Tuesday, 10 June 2014

Feature - Eldritch Horror Review

As a minor departure from our usual filmic goods, I've decided to review a board game that I'm playing at the minute, a board game that has me completely addicted: Eldritch Horror.

Eldritch Horror is a streamlined version of an older game, Arkham Horror but is sufficiently different to make owning both desirable. Both games are about a group of investigators who come together to defeat one of H.P. Lovecraft's Ancient Ones. Along the way they have to find clues, solve mysteries, shut gates to other worlds and kill nasty monstery type things. The main difference between the two games is that Arkham Horror is set in Arkham, (obviously) whereas the events in Eldritch Horror span the entire world.

The main game mechanic in Eldritch Horror is simple to pick up: work out how many dice you need to throw, depending on what you're trying to do, throw the dice and then count the number of successes rolled. For the most part, rolling a 5 or a 6 counts as a success. Cards that can be gained by the investigators give them weapons or spells, along with other items. Many allow the player to roll more dice or re-roll dice where necessary. Conditions can also be given to investigators such as leg injuries or hallucinations that are generally bad. In fact the only good condition is being blessed which means that rolling a 4, 5 or 6 is a success. (On the flip side being cursed reduces the successes to 6s only.)

There are three phases to the game: Action, Encounter and Mythos. The Action phase allows the investigators to move, rest, trade and perform other actions (hence the name). In the Encounters phase the investigators encounter something on their space, which could be fighting a monster, closing a gate, getting a clue or even one based on the specific location. Finally the Mythos phase is where the game really fights back against the players. New gates are spawned along with the obligatory monsters and for the most part, bad things happen. 

As you may have picked up from the last paragraph, this is a cooperative game. The players all work together to beat the game. It is suitable for 2 to 8 players, but 4 players seems to work really well. (There are also supplementary rules for solo play.) There are eight investigators to choose from and each has their own strengths and weaknesses. You can generally look at their stats and decide what they will be good at whether that is gaining clues, fighting or casting spells. I know some people play this by picking an ideal team using the available investigators but I prefer to randomly select them. It seems to throw up some interesting combinations of characters that initially seem to be destined for failure but miraculously work well together. The game allows opportunities to fine tune characters by building their stats, to make them even better at their job.

Eldritch Horror is a finely balanced game. It would be dull if the investigators won every single time. This doesn't happen. A game can be played for three hours. And then you lose. (In Arkham Horror games can easily stretch to five hours which makes the losses even harder to bear.) But when I lose, I set up another game straight away. Most of the games seem to be extremely tight which can make for some quality tension. 
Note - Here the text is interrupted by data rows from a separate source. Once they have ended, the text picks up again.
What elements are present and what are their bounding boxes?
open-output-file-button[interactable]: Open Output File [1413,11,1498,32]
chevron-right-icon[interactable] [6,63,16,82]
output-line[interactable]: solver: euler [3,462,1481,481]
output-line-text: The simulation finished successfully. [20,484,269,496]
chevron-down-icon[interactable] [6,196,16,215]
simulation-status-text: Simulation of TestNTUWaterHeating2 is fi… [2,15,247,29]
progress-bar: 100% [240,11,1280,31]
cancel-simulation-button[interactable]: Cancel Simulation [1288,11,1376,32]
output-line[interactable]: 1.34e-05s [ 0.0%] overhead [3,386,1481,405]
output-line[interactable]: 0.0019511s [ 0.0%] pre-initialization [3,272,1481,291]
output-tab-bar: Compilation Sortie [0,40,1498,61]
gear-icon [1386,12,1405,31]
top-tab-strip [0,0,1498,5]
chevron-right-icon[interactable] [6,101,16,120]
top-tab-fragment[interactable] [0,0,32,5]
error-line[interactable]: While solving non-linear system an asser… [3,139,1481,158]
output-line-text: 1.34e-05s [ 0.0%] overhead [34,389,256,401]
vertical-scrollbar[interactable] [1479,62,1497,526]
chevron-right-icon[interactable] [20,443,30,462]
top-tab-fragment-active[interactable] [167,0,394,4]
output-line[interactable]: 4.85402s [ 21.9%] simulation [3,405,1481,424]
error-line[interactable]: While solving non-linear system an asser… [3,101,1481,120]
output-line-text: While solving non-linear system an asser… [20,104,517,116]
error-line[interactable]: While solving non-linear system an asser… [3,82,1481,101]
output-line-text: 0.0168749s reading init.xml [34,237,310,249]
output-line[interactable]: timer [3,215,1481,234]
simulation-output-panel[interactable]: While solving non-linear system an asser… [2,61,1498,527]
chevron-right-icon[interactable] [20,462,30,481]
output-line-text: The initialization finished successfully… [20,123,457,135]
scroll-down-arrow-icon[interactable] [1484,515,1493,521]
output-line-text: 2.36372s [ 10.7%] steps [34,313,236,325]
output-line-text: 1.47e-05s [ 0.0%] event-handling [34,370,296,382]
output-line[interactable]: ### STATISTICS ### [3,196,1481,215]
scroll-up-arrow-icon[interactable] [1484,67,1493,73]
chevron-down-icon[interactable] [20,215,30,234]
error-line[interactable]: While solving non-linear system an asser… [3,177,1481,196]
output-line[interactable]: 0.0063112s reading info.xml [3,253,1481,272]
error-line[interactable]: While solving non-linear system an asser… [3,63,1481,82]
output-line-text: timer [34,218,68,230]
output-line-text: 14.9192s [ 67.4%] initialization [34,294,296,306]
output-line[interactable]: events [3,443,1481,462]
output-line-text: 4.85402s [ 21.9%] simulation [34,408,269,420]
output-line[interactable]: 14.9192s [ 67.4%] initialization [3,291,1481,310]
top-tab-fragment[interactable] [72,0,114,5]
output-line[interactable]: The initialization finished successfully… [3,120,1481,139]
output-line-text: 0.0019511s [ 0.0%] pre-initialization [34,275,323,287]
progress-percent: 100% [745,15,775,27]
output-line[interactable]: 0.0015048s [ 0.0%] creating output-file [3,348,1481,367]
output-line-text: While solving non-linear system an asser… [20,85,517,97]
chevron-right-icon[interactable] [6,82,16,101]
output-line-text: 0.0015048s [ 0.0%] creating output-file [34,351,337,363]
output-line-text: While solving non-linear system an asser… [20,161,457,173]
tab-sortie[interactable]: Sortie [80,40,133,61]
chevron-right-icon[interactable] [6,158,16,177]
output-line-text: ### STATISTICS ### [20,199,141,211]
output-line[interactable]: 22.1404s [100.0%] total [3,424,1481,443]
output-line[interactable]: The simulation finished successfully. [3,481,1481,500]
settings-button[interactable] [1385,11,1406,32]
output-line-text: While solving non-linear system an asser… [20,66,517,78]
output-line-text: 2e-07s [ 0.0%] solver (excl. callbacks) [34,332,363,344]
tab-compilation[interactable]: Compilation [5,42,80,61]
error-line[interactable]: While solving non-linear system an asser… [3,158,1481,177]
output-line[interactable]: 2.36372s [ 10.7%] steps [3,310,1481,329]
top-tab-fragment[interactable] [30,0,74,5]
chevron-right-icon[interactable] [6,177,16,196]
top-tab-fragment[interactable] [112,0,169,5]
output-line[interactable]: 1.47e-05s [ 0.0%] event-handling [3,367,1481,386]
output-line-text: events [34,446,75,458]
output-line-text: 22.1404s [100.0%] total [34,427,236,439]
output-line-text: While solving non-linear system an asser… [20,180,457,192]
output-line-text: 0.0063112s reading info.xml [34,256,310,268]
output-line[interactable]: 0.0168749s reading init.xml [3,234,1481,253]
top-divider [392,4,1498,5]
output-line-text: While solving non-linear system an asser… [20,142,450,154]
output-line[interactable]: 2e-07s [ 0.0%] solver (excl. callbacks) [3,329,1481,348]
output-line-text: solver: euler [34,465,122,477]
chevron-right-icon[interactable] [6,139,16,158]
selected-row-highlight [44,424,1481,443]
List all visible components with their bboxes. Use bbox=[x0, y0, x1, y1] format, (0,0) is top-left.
Great games should teach us something about life and the main thing Eldritch Horror rams home constantly is perseverance. The game regularly batters you into thinking that there is no way of winning, everything goes against you and all seems lost. Yet if you keep going to the bitter end it's amazing how many times you win or come really close. There are other life lessons to be learnt such as co-operation, prioritising and how to slaughter a Star Spawn using a shotgun.

Eldritch Horror is a pleasure to play. The artwork in the game is gorgeous, especially on the locations and all of the components are well made. It feels like it has been play tested to death. My one concern is that it sometimes feels too harsh, initially the restrictions on movement make winning appear impossible and there is one card that can make a player lose six health, which is more than most characters have. But overall the game appears to be fair. Luck is obviously involved but it is definitely possible to improve your chances of success through shrewd choices. Strategies can be employed, especially the ways that investigators can work together, to make winning more achievable. As the players' skills and knowledge improve the rule book has suggestions to make the game even harder which adds to its longevity.
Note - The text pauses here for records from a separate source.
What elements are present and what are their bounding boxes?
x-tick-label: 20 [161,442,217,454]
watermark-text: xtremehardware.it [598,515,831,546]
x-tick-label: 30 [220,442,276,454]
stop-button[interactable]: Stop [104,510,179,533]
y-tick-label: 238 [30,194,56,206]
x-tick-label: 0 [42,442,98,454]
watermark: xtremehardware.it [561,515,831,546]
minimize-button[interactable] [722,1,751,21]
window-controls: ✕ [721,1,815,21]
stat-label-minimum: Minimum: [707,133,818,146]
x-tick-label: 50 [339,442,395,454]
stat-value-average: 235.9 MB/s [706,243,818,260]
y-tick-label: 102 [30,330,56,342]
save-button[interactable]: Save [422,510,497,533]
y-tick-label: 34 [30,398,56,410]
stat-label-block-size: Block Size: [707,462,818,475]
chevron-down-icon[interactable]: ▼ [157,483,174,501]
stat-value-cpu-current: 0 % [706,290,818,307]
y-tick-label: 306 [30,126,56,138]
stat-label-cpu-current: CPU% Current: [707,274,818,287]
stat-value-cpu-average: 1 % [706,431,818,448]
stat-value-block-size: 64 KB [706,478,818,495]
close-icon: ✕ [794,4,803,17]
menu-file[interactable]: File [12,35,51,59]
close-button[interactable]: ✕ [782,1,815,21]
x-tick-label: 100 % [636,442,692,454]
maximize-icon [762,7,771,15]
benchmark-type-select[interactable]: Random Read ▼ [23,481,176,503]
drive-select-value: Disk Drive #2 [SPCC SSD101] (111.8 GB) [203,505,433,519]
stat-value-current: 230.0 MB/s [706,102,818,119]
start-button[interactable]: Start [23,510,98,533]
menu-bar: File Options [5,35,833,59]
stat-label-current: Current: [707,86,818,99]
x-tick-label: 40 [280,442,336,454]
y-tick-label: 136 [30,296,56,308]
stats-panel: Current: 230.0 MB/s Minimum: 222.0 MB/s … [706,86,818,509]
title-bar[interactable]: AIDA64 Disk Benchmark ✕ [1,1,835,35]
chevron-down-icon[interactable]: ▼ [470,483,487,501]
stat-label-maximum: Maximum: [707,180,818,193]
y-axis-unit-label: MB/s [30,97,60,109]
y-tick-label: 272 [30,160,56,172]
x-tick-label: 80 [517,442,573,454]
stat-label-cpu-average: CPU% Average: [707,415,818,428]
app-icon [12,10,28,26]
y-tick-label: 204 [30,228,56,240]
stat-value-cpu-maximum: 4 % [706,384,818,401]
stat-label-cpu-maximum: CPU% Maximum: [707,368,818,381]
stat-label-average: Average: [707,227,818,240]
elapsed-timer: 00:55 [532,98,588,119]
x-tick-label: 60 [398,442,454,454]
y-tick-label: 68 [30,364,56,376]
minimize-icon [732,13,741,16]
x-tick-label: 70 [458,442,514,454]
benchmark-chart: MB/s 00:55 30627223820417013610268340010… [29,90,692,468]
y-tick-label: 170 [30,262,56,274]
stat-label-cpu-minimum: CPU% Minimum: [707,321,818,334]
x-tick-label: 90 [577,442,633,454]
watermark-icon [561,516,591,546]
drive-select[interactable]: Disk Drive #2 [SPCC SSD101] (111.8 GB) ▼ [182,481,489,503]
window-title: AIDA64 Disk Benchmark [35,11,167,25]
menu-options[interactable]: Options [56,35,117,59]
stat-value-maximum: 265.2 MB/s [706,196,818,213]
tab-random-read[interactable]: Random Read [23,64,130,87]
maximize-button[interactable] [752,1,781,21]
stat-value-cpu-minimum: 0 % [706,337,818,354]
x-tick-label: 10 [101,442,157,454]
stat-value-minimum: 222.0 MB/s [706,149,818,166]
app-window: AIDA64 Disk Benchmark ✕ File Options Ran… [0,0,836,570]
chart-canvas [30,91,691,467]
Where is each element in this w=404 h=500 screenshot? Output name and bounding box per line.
If you're completely new to board games of this ilk that have a little more depth than Guess Who, then this is probably a quite good place to start. The rules are pretty long but they are relatively easy to learn. It's a great game that has already given me many hours of pleasure. Despite this being so good I can still recommend Arkham Horror too. The games take longer - making the stakes higher - and the expansions available add new boards and cards. Right, I'm going to leg it now to see if I can batter Azathoth into submission with a politician, a psychic, an astronomer and an actress.